Natural Rubber is considered an “Essential Commodity” (designated in 2020) in the EU since it is widely used in many applications and cannot be substituted by synthetics. The world production is confined to South East Asia and West Africa, and the industry is controlled by China, making it subject to political instability from time to time. This has a profound effect on its commodity price which fluctuates considerably from year to year.
Traditionally, natural rubber is derived from the tree Hevea braziliensis, a species introduced to Asia from Brazil, as its name suggests. Most of the plantations in Asia are established from a reduced gene pool, with the consequent dangers associated with limited genetic diversity, and there is a perennial possibility of disease, (particularly fungal disease) spreading rapidly through the growing regions and destroying a vast industry. This was the case in Brazil at the beginning of the twentieth century.
In addition to this, the world’s appetite for substituting large areas of rain forest for mono-cropped and mono-clonal tree plantations is a thing of the past, and room for expansion to meet an ever growing demand for natural rubber is limited. From the time of planting, Hevea takes at least 7 years to the production of latex, the pre-cursor to natural rubber, and research for new clones is thus slow. The days of rubber plantation agriculture in South East Asia must be limited, since it is labourious and manual, while the demand for the product increases at about 4% per year.
Scientific development of an alternative, non-allergenic and mechanizable source began in the USA during WW2 when access to the South East Asian plantations was blocked by Japan. The target plant to produce latex and rubber products, largely for tyres, was (and remains) Parthenium argentatum (common name: Guayule). This is an American shrub, occurring in the deserts of N. Mexico and the Southern USA.
Much research has been applied to its development since the Oil Crisis of the ‘70’s, when prices for synthetic rubber rose sharply along with the price of oil, and today two large tyre companies and several smaller ones continue breeding programmes and production plans for Parthenium, largely centred in the US.

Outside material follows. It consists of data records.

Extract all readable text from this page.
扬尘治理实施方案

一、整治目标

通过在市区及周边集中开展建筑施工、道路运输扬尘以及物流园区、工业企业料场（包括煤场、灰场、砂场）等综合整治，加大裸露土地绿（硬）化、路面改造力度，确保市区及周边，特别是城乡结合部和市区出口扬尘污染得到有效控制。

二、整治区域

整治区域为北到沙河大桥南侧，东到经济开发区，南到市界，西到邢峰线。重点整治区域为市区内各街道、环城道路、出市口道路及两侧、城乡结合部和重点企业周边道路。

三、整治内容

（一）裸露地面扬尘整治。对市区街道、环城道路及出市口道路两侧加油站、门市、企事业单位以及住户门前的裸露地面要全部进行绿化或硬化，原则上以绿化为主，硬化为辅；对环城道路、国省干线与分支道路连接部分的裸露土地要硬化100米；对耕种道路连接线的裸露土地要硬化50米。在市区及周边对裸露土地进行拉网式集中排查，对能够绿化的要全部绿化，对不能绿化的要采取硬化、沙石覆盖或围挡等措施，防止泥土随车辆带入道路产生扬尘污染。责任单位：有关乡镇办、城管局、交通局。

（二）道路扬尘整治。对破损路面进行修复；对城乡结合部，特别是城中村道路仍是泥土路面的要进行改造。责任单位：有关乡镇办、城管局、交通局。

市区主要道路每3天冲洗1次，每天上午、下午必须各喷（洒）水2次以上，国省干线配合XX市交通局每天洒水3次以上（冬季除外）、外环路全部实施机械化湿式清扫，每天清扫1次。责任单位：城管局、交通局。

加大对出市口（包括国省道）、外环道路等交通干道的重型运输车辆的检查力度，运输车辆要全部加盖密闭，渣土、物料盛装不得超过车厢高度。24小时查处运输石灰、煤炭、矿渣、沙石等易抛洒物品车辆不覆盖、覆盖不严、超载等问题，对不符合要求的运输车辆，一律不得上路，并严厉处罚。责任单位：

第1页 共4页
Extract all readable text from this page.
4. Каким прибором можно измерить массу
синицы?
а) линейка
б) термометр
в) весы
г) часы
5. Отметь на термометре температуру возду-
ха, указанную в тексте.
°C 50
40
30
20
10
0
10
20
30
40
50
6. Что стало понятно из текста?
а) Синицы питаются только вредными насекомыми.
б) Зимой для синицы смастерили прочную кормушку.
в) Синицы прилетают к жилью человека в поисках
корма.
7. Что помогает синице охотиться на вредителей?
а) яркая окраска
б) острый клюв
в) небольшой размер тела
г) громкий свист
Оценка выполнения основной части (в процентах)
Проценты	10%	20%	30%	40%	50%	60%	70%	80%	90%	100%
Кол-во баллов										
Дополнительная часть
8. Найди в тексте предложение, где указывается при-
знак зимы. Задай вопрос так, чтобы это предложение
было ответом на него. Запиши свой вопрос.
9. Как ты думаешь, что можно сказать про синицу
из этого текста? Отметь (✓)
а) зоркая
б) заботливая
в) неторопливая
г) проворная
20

In 2019 Natural Rubber Kenya imported seed of 26 varieties of Parthenium argentatum from the US, through KePHIS, and began agronomic trials in Laikipia (central Kenya). Simultaneously, we began a correspondence with a couple of agricultural advisory and research organisations to help us in the matter.

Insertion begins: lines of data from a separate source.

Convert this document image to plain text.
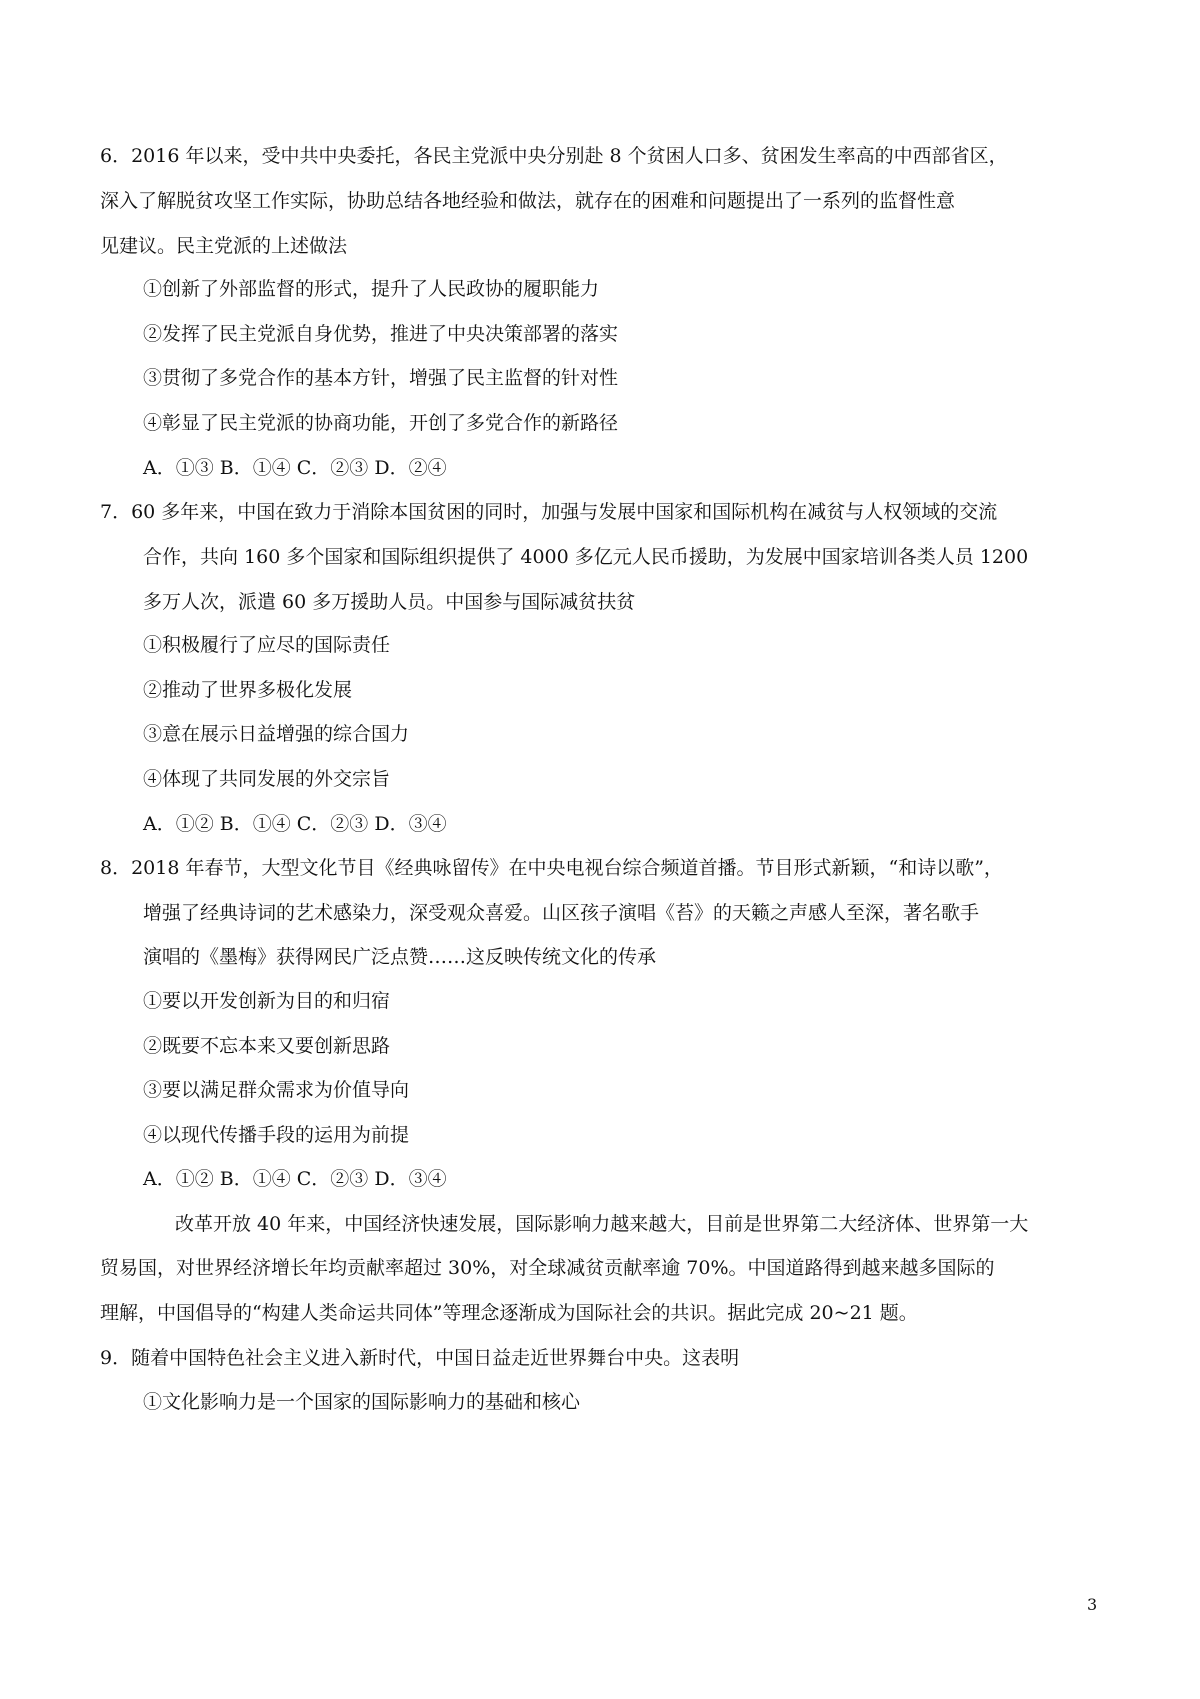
6．2016 年以来，受中共中央委托，各民主党派中央分别赴 8 个贫困人口多、贫困发生率高的中西部省区，
深入了解脱贫攻坚工作实际，协助总结各地经验和做法，就存在的困难和问题提出了一系列的监督性意
见建议。民主党派的上述做法
①创新了外部监督的形式，提升了人民政协的履职能力
②发挥了民主党派自身优势，推进了中央决策部署的落实
③贯彻了多党合作的基本方针，增强了民主监督的针对性
④彰显了民主党派的协商功能，开创了多党合作的新路径
A．①③ B．①④ C．②③ D．②④
7．60 多年来，中国在致力于消除本国贫困的同时，加强与发展中国家和国际机构在减贫与人权领域的交流
合作，共向 160 多个国家和国际组织提供了 4000 多亿元人民币援助，为发展中国家培训各类人员 1200
多万人次，派遣 60 多万援助人员。中国参与国际减贫扶贫
①积极履行了应尽的国际责任
②推动了世界多极化发展
③意在展示日益增强的综合国力
④体现了共同发展的外交宗旨
A．①② B．①④ C．②③ D．③④
8．2018 年春节，大型文化节目《经典咏留传》在中央电视台综合频道首播。节目形式新颖，“和诗以歌”，
增强了经典诗词的艺术感染力，深受观众喜爱。山区孩子演唱《苔》的天籁之声感人至深，著名歌手
演唱的《墨梅》获得网民广泛点赞……这反映传统文化的传承
①要以开发创新为目的和归宿
②既要不忘本来又要创新思路
③要以满足群众需求为价值导向
④以现代传播手段的运用为前提
A．①② B．①④ C．②③ D．③④
改革开放 40 年来，中国经济快速发展，国际影响力越来越大，目前是世界第二大经济体、世界第一大
贸易国，对世界经济增长年均贡献率超过 30%，对全球减贫贡献率逾 70%。中国道路得到越来越多国际的
理解，中国倡导的“构建人类命运共同体”等理念逐渐成为国际社会的共识。据此完成 20~21 题。
9．随着中国特色社会主义进入新时代，中国日益走近世界舞台中央。这表明
①文化影响力是一个国家的国际影响力的基础和核心
3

Of the 26 accessions of seed we trialled, four have shown themselves to be exceptional in our conditions. Rubber content is high, growth of this desert plant is excellent, and no pests or disease have been recorded in 3 years of continuous trials. The plants have responded very well to our climatic conditions, with no recourse to irrigation or to pesticides and fertilizers (except natural rock phosphate at planting). In our conditions we believe that cropping can begin 18 months after transplanting, and that the plants can be cropped every year after that for as long as 10 years. This compares with the US and southern Europe, where cropping begins after two years, and the plant life expectancy is seven years.
The company has started in 2024 to plant 50ha in Northern Kenya which will be followed by another 100ha / 150ha in the course of the next two to three years, so that a consistent amount of biomass is available for all trials of extraction and manufacturing.
Guayule Kenya Limited (the company trading as “Natural Rubber Kenya’) signed an NDA with GuaTecs SAS proceeded with plans to transform trials into a commercial venture as a partnership: Natural Rubber Kenya and Ol Maisor Farm will produce the plant, and GuaTecs SAS will build a joint-owned process plant to extract natural rubber, and to utilize the by-product of the extraction process to make termite-resistant chip board for the local market.
Guayule Kenya is also partnering with another Kenyan company for the production of medical items (gloves, condoms, catheters and the like). The East African market is very promising for these items as there is no local manufacturer and the Kenyan company wants to fill this vacuum.